Coca-Cola, Lee says, invented the refrigerated cooler for stores “because somebody figured out that if a Coke was cold and a Pepsi wasn’t, that is as much a physical barrier as anything. We increasingly have to take account of these things, particularly service brands.”

And of course everybody is trying to figure out how to deal with the Internet, which has created the whole new genre of viral marketing, what used to be called word-of-mouth when it was passed on from one person to another somewhat slowly. Now a quirky reference on Facebook or a hot YouTube video can bring millions of viewers almost instantly. One of the most effective examples virtually rejuvenated the Cadbury’s chocolate brand. A gorilla – or at least a drummer in a gorilla suit – pounds away at a drum set which reproduces the drum solo in a 1981 hit by Phil Collins. As the drumming becomes more enthusiastic, the gorilla closes his eyes and looks at the sky. The ad ends by fading away to a picture of a Dairy Milk chocolate bar. Sometime after its first run on television, it was uploaded onto YouTube where 500,000 people tuned into it in the first week. By last November, 6 million people had seen it as it spread across the internet. Sales of Dairy Milk bars increased by 9 percent annually and Cadbury’s favourability rating jumped by 20 percent among the general public.

But viral marketing, Lee says, “is out of your control.” It can hit, as the Cadbury ad did, but it is very difficult to find the right pitch.

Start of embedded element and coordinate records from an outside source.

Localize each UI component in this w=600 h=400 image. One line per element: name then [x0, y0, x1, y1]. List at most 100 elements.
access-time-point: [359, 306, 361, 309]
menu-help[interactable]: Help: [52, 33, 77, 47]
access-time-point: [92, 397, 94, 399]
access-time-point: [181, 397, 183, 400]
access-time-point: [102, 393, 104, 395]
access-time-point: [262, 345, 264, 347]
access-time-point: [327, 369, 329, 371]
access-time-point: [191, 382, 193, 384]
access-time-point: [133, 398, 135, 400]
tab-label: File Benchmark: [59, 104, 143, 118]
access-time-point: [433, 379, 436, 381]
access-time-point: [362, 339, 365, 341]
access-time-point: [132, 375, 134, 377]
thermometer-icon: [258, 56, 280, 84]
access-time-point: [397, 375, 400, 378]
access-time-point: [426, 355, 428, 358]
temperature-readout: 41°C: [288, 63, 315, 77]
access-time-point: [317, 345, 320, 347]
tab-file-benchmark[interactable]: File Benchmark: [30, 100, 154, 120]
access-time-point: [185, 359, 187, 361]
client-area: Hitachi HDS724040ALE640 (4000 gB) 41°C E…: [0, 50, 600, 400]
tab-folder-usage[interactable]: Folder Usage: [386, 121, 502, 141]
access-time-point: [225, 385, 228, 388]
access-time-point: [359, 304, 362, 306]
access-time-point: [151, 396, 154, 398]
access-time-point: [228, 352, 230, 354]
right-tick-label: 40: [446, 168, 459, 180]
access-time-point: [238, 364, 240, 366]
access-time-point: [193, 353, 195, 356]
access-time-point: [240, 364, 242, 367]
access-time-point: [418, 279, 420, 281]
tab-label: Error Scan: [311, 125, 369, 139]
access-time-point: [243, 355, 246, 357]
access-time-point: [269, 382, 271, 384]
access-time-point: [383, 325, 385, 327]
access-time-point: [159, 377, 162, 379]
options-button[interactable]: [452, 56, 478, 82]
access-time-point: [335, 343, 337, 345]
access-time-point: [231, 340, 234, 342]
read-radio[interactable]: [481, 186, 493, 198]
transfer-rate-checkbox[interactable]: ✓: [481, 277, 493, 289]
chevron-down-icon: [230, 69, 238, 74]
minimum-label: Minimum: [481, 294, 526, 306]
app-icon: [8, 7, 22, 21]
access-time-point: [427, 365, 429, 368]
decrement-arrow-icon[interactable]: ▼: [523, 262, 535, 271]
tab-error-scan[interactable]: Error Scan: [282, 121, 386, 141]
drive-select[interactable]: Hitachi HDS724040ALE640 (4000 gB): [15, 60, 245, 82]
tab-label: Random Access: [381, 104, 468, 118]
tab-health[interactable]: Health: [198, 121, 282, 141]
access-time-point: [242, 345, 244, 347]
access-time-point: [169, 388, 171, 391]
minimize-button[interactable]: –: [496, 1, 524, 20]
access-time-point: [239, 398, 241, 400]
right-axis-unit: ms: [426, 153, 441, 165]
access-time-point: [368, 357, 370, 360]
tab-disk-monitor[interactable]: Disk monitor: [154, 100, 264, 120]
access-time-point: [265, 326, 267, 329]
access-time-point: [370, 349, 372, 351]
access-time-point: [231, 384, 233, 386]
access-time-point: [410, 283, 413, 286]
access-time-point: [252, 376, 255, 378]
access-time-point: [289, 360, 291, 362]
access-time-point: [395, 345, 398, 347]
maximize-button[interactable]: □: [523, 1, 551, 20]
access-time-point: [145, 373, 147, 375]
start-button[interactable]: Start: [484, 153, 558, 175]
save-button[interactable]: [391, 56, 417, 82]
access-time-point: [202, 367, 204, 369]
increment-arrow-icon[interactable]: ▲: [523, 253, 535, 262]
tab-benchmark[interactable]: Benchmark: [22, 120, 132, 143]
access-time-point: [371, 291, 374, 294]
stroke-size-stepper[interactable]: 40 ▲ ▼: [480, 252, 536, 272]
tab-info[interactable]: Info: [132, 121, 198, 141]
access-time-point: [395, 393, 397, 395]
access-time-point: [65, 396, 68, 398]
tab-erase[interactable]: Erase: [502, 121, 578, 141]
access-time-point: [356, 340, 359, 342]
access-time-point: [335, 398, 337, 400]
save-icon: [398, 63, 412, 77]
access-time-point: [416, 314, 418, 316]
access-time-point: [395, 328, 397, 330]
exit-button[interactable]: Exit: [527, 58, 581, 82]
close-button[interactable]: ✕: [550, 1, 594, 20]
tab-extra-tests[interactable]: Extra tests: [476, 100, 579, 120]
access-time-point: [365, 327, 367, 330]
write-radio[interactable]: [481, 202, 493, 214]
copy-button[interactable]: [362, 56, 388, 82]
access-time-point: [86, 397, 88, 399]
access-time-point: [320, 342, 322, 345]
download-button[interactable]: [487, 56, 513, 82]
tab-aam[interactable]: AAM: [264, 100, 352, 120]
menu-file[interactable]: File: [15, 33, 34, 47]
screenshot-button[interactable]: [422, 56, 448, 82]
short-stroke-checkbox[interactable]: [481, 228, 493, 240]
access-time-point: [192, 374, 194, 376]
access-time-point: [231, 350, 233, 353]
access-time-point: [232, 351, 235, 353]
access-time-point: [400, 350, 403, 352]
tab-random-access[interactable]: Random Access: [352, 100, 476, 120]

“You have to be careful about saying marketing isn’t having an impact,” Lee says. “But I think the jury is definitely out on how to measure its effectiveness.”

One thing is certain. The old media is taking a beating. According to a study by the US-based Online Publishers Association, television continues to win the battle for daily reach, with up to 90 percent of Americans watching up to more than four hours per user daily. About 60 percent averaged about two hours per day on the Web. But only 40percent of Americans looked at a newspaper for an average of about half an hour a day. Magazines were even worse off, with about 30 percent looking at them for well under half an hour.

So, given its rising use, where does the internet stand with marketers? Despite the promise, marketers, according to Fournaise, don’t know if they actually get what they pay for and whether they can trust visitor or traffic profiles, They have the feeling there is a lot of click fraud, they don’t know if their ads end up where they are supposed to end up, and they don’t trust the reports that digital media owners give them.

Lynn Grebstad, director of one of Hong Kong’s leading public relations firms, couldn’t agree more. “We hardly monitor online,” she says. “We go into some sites and they can’t give you figures, they can’t quantify the exposure or the actual circulation.”

So where does that leave the industry? Despite technology, nobody can yet figure out which of that 50 percent, or 35 percent, or 30 percent, of advertising and marketing is effective. As Scott Lee says, it is difficult to get an idea of what advertising adds to the mix. But you can tell what happens when you stop, and nobody wants to do that, which keeps marketers in business.